Even amidst the rising intensity of the midterm elections, we remain optimistic about the prospects for bipartisan action in Congress around several impact investing priorities. 

  • Investing in 21st century infrastructure, industry and supply chains. There is sustained bipartisan and bicameral interest in getting the Senate’s U.S. Innovation and Competition Act – or the America COMPETES Act in the House – across the finish line this year. The bills would also bolster America’s international development finance activities, such as through the Senate bill’s provision to expand the Development Finance Corporation’s liability cap to $100 billion and authorize an increase to the Inter-American Development Bank’s general equity.

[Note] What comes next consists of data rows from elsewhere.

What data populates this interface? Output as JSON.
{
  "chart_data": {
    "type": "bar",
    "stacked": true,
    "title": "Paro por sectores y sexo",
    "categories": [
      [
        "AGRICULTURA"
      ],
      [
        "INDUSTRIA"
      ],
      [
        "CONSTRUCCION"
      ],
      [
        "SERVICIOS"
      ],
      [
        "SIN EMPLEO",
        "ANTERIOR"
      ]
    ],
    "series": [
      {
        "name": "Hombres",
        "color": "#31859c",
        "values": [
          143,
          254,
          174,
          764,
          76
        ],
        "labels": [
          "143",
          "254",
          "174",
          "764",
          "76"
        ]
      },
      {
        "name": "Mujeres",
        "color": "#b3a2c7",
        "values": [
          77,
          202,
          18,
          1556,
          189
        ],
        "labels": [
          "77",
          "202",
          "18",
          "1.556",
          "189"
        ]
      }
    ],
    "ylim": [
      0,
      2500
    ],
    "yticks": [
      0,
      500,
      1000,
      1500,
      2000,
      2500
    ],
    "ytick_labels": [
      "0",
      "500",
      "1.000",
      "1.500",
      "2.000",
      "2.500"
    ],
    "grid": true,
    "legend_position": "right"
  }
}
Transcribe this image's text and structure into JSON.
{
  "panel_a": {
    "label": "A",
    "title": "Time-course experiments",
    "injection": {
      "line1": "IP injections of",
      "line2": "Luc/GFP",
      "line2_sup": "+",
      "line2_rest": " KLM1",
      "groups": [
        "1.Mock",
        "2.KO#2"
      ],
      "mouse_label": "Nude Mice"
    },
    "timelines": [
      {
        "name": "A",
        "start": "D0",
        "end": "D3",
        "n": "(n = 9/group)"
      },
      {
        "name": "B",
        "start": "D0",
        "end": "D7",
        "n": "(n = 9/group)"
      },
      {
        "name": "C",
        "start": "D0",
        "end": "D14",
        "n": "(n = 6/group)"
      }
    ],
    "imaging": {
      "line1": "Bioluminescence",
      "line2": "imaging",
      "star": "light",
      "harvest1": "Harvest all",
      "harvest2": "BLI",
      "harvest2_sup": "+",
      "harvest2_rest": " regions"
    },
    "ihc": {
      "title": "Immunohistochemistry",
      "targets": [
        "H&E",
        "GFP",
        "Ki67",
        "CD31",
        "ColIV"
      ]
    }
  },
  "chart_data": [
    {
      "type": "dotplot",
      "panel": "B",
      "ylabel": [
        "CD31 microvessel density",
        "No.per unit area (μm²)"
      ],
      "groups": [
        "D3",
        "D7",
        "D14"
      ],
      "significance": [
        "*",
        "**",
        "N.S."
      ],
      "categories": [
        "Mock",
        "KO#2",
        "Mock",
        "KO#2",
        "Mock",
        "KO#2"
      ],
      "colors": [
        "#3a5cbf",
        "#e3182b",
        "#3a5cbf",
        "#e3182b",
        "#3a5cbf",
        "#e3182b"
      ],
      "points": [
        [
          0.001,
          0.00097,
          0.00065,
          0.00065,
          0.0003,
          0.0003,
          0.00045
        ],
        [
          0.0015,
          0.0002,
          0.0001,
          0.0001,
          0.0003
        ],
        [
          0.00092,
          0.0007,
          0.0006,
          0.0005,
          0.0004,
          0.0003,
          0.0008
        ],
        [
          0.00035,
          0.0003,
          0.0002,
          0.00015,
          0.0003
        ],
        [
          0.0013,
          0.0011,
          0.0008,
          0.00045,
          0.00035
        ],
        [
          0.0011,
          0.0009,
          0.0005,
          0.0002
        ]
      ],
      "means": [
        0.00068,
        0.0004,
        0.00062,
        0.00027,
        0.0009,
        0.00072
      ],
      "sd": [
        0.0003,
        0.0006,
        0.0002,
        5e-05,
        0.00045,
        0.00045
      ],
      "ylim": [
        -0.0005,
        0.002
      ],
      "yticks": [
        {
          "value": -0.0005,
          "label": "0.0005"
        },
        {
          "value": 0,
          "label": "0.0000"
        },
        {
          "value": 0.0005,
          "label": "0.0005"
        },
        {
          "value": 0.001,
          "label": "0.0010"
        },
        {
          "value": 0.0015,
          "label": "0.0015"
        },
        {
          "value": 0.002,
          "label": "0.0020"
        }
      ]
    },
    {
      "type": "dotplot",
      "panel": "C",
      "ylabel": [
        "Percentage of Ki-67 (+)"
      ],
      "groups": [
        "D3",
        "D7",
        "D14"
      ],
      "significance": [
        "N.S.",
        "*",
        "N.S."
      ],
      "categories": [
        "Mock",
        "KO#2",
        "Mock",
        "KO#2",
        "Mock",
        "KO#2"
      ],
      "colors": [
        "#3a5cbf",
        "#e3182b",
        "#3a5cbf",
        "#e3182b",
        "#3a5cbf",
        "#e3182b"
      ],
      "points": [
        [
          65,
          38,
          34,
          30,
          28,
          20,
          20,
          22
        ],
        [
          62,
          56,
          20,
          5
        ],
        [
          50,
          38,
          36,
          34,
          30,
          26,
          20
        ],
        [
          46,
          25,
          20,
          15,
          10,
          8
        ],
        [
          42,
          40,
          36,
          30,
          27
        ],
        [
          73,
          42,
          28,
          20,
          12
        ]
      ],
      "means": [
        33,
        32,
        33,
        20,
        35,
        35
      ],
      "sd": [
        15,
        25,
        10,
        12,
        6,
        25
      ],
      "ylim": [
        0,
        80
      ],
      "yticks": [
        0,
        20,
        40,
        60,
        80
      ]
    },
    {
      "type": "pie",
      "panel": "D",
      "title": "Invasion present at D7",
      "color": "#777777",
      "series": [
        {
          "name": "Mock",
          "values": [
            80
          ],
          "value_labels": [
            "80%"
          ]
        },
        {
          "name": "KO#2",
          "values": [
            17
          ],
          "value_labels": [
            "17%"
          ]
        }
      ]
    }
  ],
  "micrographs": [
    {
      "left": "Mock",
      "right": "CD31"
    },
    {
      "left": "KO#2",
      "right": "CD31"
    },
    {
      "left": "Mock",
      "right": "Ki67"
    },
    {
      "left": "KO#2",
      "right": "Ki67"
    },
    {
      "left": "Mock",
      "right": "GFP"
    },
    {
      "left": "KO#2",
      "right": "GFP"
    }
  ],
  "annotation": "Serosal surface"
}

    The Alliance believes that investing in America’s economic base will improve competitiveness and create opportunities for impact investors to help build a more sustainable and equitable economy.
  • Permanent support for community intermediaries and small business lenders. In responding to the COVID-19 crisis of the past few years, policymakers recognized the unique capacity of CDFIs and MDIs to reach the most underserved small businesses and BIPOC communities. While time-bound, emergency assistance to the field – such as the standing up of Emergency Capital Investment Program – has been integral in the recovery efforts, we must graduate to permanent, wholesale support, such as $1 billion in annual appropriations for the CDFI Fund.

    As CDFIs enjoy a moment of deserved bipartisan praise, impact investors should engage to ensure we are creating equitable access to capital in every community.
  • Potential window for Opportunity Zone fixes. Improved transparency and accountability across the Opportunity Zones program – a longtime priority for impact investing advocates – could also gain steam this congressional session, such as through Senator Tim Scott’s IMPACT Act, which institutes basic reporting requirements for understanding the size, location and community impacts of these investments.

    If Congress does not act, the value of this incentive for new investments will continue to erode – eventually expiring in 2027 – which provides impetus for supporters and reform-advocates to come together in support of common-sense improvements to the program.

There is more work to be done, and it is critical that impact investors continue to raise a collective voice in Washington, D.C.

Fran Seegull is president of the U.S. Impact Investing Alliance.